Le regard dans le vague, le ventre retourné, la mine pâle et le cœur au bord des lèvres, je me suis traîné hors de l’auberge où je loge. Pour un renouveau, on est bien loin du pas vaillant attendu, de la mine pleine d’espoir et du regard déterminé. C’est tout juste si je ne traîne pas la patte en marchant cadavériquement vers ma destination. Et pourtant, la volonté y est. Le jour du renouveau, de la sortie de cet état pitoyable dans lequel je suis depuis trop longtemps. J’ai longuement réfléchi à comment m’en sortir, à vers quoi me diriger pour tourner la page. Reprendre mon métier d’avant ? Non. Je n’en ai plus le cœur. La vie de mendiant ne me sied guère plus. Marchand itinérant, coursier, messager ? Ça avait le mérite de me faire bouger, mais un peu trop aléatoirement, peut-être. Et ne pas savoir le but de mes missions me dérangeait. Aventurier ? Mercenaire ? Sans doute, mais j’avais besoin de sens, avant tout.

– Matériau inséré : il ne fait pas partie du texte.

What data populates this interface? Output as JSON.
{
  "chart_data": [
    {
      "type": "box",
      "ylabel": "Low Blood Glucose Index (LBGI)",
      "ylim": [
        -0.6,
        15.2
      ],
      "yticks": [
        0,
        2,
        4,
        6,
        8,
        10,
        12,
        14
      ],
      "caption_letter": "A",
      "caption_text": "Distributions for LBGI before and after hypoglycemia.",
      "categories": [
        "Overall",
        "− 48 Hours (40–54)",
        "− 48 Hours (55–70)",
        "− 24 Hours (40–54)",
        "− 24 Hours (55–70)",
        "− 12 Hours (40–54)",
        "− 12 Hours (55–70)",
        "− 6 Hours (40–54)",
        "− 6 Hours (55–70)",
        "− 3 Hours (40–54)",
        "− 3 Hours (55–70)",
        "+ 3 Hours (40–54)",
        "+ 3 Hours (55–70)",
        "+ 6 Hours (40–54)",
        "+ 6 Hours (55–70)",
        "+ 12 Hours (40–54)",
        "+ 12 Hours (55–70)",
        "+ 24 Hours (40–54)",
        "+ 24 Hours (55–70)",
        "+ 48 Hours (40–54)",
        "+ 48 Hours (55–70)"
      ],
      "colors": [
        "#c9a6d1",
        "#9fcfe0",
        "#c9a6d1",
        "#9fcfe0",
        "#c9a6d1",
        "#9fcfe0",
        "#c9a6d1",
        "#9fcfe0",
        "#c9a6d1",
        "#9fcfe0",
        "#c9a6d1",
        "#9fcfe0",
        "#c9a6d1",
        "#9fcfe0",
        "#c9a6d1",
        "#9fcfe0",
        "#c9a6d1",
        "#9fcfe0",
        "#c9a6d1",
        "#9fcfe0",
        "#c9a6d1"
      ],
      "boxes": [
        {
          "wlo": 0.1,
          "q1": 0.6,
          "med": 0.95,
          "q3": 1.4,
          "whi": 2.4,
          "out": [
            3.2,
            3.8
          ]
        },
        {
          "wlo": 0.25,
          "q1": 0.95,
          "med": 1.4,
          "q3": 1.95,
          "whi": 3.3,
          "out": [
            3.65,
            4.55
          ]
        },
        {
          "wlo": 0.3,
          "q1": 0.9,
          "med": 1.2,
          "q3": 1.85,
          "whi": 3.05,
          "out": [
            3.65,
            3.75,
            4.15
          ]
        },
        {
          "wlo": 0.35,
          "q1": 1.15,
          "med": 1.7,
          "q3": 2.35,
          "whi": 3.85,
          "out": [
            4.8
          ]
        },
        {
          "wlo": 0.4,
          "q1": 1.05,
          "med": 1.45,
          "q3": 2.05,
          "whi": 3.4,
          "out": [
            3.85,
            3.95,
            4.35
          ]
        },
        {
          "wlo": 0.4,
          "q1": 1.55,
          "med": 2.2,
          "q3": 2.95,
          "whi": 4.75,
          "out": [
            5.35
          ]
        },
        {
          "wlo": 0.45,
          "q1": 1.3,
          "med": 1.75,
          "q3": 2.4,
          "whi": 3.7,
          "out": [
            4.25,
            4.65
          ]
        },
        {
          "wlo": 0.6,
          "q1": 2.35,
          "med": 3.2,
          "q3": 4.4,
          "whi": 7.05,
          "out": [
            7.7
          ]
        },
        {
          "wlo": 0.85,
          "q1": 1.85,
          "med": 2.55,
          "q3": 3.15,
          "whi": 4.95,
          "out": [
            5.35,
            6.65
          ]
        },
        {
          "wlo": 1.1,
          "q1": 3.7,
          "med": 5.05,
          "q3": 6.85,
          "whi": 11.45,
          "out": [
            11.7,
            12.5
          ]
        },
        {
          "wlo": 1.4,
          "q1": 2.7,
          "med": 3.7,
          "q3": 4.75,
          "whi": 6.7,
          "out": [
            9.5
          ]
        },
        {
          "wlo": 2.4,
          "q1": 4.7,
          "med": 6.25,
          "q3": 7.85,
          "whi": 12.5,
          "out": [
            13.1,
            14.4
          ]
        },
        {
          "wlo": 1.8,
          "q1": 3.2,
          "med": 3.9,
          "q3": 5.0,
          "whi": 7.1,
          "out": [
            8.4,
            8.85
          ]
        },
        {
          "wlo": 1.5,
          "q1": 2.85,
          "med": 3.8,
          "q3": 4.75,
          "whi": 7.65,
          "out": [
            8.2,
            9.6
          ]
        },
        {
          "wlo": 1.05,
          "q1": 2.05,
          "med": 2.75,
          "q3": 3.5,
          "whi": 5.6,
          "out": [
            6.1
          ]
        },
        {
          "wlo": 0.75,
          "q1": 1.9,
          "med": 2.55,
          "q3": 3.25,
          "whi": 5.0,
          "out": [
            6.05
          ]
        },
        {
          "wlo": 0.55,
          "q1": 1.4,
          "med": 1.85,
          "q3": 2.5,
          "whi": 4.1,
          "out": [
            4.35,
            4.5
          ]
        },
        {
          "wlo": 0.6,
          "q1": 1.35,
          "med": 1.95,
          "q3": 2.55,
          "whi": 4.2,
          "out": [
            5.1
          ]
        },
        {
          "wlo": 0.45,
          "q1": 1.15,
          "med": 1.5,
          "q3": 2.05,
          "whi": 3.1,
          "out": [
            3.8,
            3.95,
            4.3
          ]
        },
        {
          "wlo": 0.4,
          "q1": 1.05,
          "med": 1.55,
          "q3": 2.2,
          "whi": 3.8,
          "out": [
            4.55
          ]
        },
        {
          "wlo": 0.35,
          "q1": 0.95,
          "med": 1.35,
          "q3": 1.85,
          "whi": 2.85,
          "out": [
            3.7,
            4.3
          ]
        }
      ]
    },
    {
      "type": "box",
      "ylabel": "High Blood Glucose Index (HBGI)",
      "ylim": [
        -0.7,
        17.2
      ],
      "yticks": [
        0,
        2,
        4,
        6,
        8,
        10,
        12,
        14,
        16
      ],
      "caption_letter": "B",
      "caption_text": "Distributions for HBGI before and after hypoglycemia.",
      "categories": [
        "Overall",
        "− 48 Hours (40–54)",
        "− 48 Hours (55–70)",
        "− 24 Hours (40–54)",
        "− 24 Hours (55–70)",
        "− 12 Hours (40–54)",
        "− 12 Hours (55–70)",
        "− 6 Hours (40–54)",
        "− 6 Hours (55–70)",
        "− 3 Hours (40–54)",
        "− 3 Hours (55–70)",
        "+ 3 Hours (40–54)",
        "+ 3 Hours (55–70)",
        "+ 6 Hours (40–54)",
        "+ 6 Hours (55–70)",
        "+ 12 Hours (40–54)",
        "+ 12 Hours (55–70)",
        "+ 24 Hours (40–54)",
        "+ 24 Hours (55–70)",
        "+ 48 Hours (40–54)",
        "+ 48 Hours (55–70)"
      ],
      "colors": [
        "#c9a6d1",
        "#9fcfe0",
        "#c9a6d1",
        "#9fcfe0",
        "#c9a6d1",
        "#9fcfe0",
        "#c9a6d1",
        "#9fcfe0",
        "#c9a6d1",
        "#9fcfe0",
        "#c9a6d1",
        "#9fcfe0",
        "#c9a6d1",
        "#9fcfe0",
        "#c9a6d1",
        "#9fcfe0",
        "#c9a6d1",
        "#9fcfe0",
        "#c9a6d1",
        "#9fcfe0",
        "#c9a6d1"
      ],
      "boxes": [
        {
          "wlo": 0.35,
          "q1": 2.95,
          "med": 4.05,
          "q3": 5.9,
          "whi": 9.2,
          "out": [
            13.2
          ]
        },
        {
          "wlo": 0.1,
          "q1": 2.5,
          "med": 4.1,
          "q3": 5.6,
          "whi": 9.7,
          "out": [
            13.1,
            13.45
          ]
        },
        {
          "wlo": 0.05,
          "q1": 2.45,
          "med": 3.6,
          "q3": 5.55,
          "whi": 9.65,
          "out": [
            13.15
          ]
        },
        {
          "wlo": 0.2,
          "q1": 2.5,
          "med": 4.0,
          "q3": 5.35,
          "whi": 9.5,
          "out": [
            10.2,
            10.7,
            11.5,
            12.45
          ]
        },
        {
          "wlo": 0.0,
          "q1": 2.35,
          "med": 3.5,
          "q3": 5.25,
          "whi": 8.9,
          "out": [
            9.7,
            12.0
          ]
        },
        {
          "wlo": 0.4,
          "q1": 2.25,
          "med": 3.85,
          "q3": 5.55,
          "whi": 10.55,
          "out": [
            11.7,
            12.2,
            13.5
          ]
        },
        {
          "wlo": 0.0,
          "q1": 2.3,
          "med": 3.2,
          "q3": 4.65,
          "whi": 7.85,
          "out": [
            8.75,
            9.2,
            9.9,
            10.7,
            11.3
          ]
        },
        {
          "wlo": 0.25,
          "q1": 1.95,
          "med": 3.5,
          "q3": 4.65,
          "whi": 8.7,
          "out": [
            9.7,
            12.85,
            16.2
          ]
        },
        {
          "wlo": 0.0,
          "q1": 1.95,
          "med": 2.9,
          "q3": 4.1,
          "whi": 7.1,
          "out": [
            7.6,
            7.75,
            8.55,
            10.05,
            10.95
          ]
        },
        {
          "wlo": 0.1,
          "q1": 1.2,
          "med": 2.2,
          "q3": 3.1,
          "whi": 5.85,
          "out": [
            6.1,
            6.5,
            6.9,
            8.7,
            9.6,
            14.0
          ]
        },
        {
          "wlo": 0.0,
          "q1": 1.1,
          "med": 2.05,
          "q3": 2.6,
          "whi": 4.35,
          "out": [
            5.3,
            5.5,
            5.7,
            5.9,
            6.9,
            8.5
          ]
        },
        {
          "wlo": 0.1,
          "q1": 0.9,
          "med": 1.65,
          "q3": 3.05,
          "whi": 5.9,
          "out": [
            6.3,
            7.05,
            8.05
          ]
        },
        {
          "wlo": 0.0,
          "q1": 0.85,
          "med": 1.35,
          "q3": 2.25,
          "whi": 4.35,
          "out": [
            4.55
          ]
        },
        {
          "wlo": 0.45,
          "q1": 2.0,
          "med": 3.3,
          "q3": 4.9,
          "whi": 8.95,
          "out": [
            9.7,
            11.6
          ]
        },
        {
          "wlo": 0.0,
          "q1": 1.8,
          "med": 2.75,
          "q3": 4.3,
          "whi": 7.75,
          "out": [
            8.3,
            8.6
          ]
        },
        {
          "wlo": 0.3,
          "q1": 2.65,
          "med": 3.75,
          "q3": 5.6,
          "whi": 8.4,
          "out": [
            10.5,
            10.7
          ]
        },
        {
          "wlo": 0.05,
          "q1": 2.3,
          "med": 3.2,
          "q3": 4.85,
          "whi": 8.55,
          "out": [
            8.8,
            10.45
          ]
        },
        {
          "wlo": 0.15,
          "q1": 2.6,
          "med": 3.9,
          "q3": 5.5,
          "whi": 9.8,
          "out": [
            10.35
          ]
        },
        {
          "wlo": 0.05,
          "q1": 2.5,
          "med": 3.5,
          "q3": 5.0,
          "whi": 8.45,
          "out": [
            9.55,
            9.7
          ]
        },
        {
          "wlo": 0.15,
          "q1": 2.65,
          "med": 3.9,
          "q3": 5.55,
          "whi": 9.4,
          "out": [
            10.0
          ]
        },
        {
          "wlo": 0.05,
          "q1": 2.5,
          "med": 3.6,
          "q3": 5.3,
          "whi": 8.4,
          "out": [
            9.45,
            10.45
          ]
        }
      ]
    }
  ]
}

Aussi, c’est vers la milice que je me suis orienté. Vers une vie d’action, de périples, de violences, peut-être, mais au nom de la justice. Et c’est vers son vaste bâtiment à colombages et aux tuiles d’ardoises que je me traîne maintenant, prêt à en passer la porte. Je respire profondément, plusieurs longues inspirations, expiration, alors que j’approche de l’entrée. Je m’appuie sur l’embrasure. Ai-je fait le bon choix ? Seul l’avenir pourra me le dire. Et pourtant, l’hésitation me prend. Suis-je prêt à tourner la page ? à aller de l’avant ? Trois ans… Trois ans bordel. Trois ans perdus.
Une voix rude me tire de mes pensées.
« Oh, l’épave. Soit tu rentres, soit tu vas voir ailleurs si par hasard j’y serais pas, mais bloque pas le passage comme ça ! »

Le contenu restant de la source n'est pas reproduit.